Bangladeshi Supreme Court justice

Muhammad Imman Ali (born 1 January 1956) is a retired judge of the Appellate Division of the Bangladesh Supreme Court. He is dual Nationality Bangladeshi/British.

== Early life ==
Ali was born in East Bengal, Dominion of Pakistan (now Bangladesh) on 1 January 1956 to Israil Ali and Alifjan Bibi.

== Career ==
Ali started his career as an advocate on 21 June 1979. From September 1998 to February 2001, Ali served as the Deputy Attorney General of Bangladesh.

On 22 February 2001, Ali was appointed a Judge on the Bangladesh High Court. He taught at the Judicial Administration Training Institute.

His book, Towards a Justice Delivery System for Children in Bangladesh, was published in 2010 by UNICEF. In March 2010, Justice Md Abu Tariq and Ali declared it illegal to try people under a repealed law following a convict who had been sentenced to death under Women and Child Repression Act, 1995 which was replaced by the Women and Child Abuse Suppression Act, 2000. On 23 February 2011, Ali was appointed to the Bangladesh Supreme Court.

In 2015, Ali was part of a bench led by A. B. M. Khairul Haque that ordered Fatwa could not violate Bangladeshi laws.

Ali was part of the bench that declared 16th Amendment to the Constitution of Bangladesh, the right of parliament to impeach judges, illegal in 2017.

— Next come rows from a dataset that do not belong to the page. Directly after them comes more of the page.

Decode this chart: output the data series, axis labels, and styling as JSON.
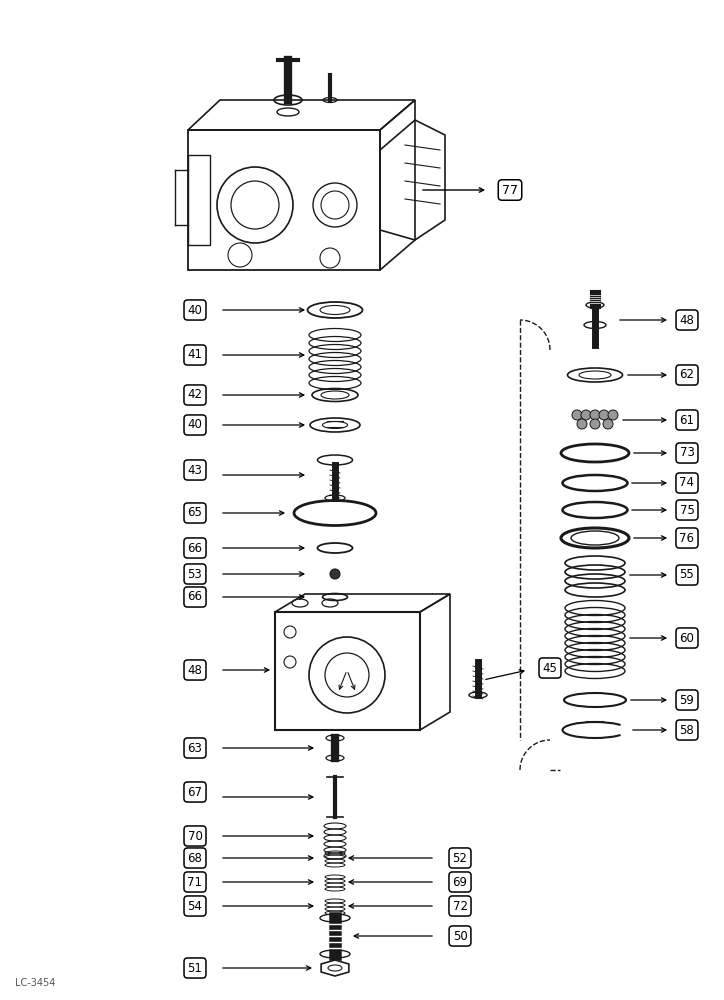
{
  "bg_color": "#ffffff",
  "line_color": "#1a1a1a",
  "watermark": "LC-3454",
  "fig_w": 7.24,
  "fig_h": 10.0,
  "dpi": 100
}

In November 2018, Ali temporarily served as the Chief Justice of Bangladesh. Ali further served as the temporary chief justice in July 2019.

In September 2019, he upheld the bail order on Toufique Imrose Khalidi who was facing criminal charges by the Anti Corruption Commission.

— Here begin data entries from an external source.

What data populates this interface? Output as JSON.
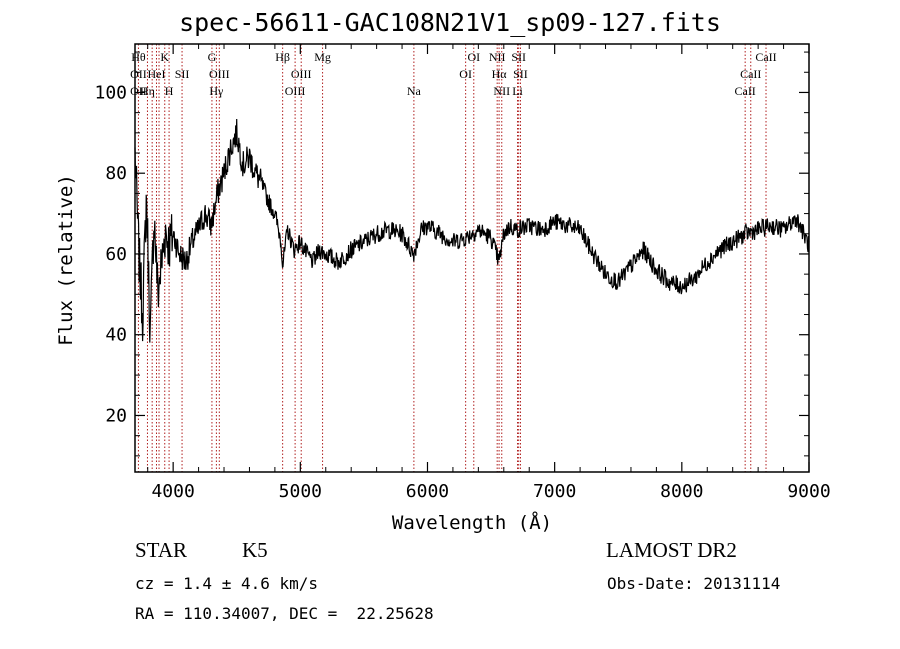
{
  "title": "spec-56611-GAC108N21V1_sp09-127.fits",
  "info": {
    "class_label": "STAR",
    "subclass_label": "K5",
    "survey": "LAMOST DR2",
    "cz": "cz = 1.4 ± 4.6 km/s",
    "obs_date": "Obs-Date: 20131114",
    "coords": "RA = 110.34007, DEC =  22.25628"
  },
  "chart_data": {
    "type": "line",
    "title": "spec-56611-GAC108N21V1_sp09-127.fits",
    "xlabel": "Wavelength (Å)",
    "ylabel": "Flux (relative)",
    "xlim": [
      3700,
      9000
    ],
    "ylim": [
      6,
      112
    ],
    "xticks": [
      4000,
      5000,
      6000,
      7000,
      8000,
      9000
    ],
    "yticks": [
      20,
      40,
      60,
      80,
      100
    ],
    "line_color": "#000000",
    "marker_color": "#b02020",
    "series": [
      {
        "x": [
          3700,
          3730,
          3760,
          3790,
          3820,
          3850,
          3880,
          3910,
          3940,
          3970,
          4000,
          4050,
          4100,
          4150,
          4200,
          4250,
          4300,
          4350,
          4400,
          4450,
          4500,
          4550,
          4600,
          4650,
          4700,
          4750,
          4800,
          4850,
          4861,
          4900,
          4950,
          5000,
          5050,
          5100,
          5150,
          5200,
          5250,
          5300,
          5400,
          5500,
          5600,
          5700,
          5800,
          5890,
          5950,
          6000,
          6100,
          6200,
          6300,
          6400,
          6500,
          6563,
          6600,
          6650,
          6700,
          6800,
          6900,
          7000,
          7100,
          7200,
          7300,
          7400,
          7500,
          7600,
          7700,
          7800,
          7900,
          8000,
          8100,
          8200,
          8300,
          8400,
          8500,
          8600,
          8700,
          8800,
          8900,
          9000
        ],
        "y": [
          85,
          60,
          45,
          75,
          40,
          70,
          50,
          58,
          66,
          62,
          65,
          60,
          58,
          63,
          66,
          70,
          67,
          75,
          80,
          86,
          90,
          82,
          84,
          80,
          77,
          73,
          70,
          63,
          57,
          66,
          61,
          63,
          60,
          58,
          61,
          60,
          59,
          58,
          61,
          63,
          65,
          66,
          65,
          60,
          66,
          67,
          65,
          63,
          64,
          66,
          64,
          58,
          65,
          67,
          66,
          67,
          66,
          68,
          67,
          66,
          60,
          55,
          53,
          57,
          61,
          56,
          53,
          52,
          54,
          58,
          61,
          63,
          65,
          66,
          67,
          66,
          69,
          62
        ]
      }
    ],
    "lines": [
      {
        "wave": 3727,
        "top": "Hθ",
        "mid": "OII",
        "bot": "OII"
      },
      {
        "wave": 3798,
        "top": "",
        "mid": "",
        "bot": "Hη"
      },
      {
        "wave": 3835,
        "top": "",
        "mid": "",
        "bot": ""
      },
      {
        "wave": 3869,
        "top": "",
        "mid": "HeI",
        "bot": ""
      },
      {
        "wave": 3889,
        "top": "",
        "mid": "",
        "bot": ""
      },
      {
        "wave": 3934,
        "top": "K",
        "mid": "",
        "bot": ""
      },
      {
        "wave": 3968,
        "top": "",
        "mid": "",
        "bot": "H"
      },
      {
        "wave": 4070,
        "top": "",
        "mid": "SII",
        "bot": ""
      },
      {
        "wave": 4305,
        "top": "G",
        "mid": "",
        "bot": ""
      },
      {
        "wave": 4340,
        "top": "",
        "mid": "",
        "bot": "Hγ"
      },
      {
        "wave": 4363,
        "top": "",
        "mid": "OIII",
        "bot": ""
      },
      {
        "wave": 4861,
        "top": "Hβ",
        "mid": "",
        "bot": ""
      },
      {
        "wave": 4959,
        "top": "",
        "mid": "",
        "bot": "OIII"
      },
      {
        "wave": 5007,
        "top": "",
        "mid": "OIII",
        "bot": ""
      },
      {
        "wave": 5175,
        "top": "Mg",
        "mid": "",
        "bot": ""
      },
      {
        "wave": 5893,
        "top": "",
        "mid": "",
        "bot": "Na"
      },
      {
        "wave": 6300,
        "top": "",
        "mid": "OI",
        "bot": ""
      },
      {
        "wave": 6364,
        "top": "OI",
        "mid": "",
        "bot": ""
      },
      {
        "wave": 6548,
        "top": "NII",
        "mid": "",
        "bot": ""
      },
      {
        "wave": 6563,
        "top": "",
        "mid": "Hα",
        "bot": ""
      },
      {
        "wave": 6584,
        "top": "",
        "mid": "",
        "bot": "NII"
      },
      {
        "wave": 6708,
        "top": "",
        "mid": "",
        "bot": "Li"
      },
      {
        "wave": 6717,
        "top": "SII",
        "mid": "",
        "bot": ""
      },
      {
        "wave": 6731,
        "top": "",
        "mid": "SII",
        "bot": ""
      },
      {
        "wave": 8498,
        "top": "",
        "mid": "",
        "bot": "CaII"
      },
      {
        "wave": 8542,
        "top": "",
        "mid": "CaII",
        "bot": ""
      },
      {
        "wave": 8662,
        "top": "CaII",
        "mid": "",
        "bot": ""
      }
    ]
  }
}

On 2 September 2021, Ali pardoned Ashraful Islam Ashraf, a lawyer, who made offensive remarks about the chief justice on Facebook. He presided over a ceremony of Bangladesh International Mediation Society in October 2021.

On 26 October 2021, Ali ordered Counter Terrorism and Transnational Crime to investigate the assets of Rajarbagh Darbar Shareef and its head Dillur Rahman.

After the retirement of Chief Justice Syed Mahmud Hasan, Ali was the senior-most judge in the Appellate Division. Scheduled to retire a year later, he was passed over for the top job and immediately went on a leave of absence. Justice Hasan Foez Siddique was appointed as 23rd Chief Justice. Ali retired in December 2022.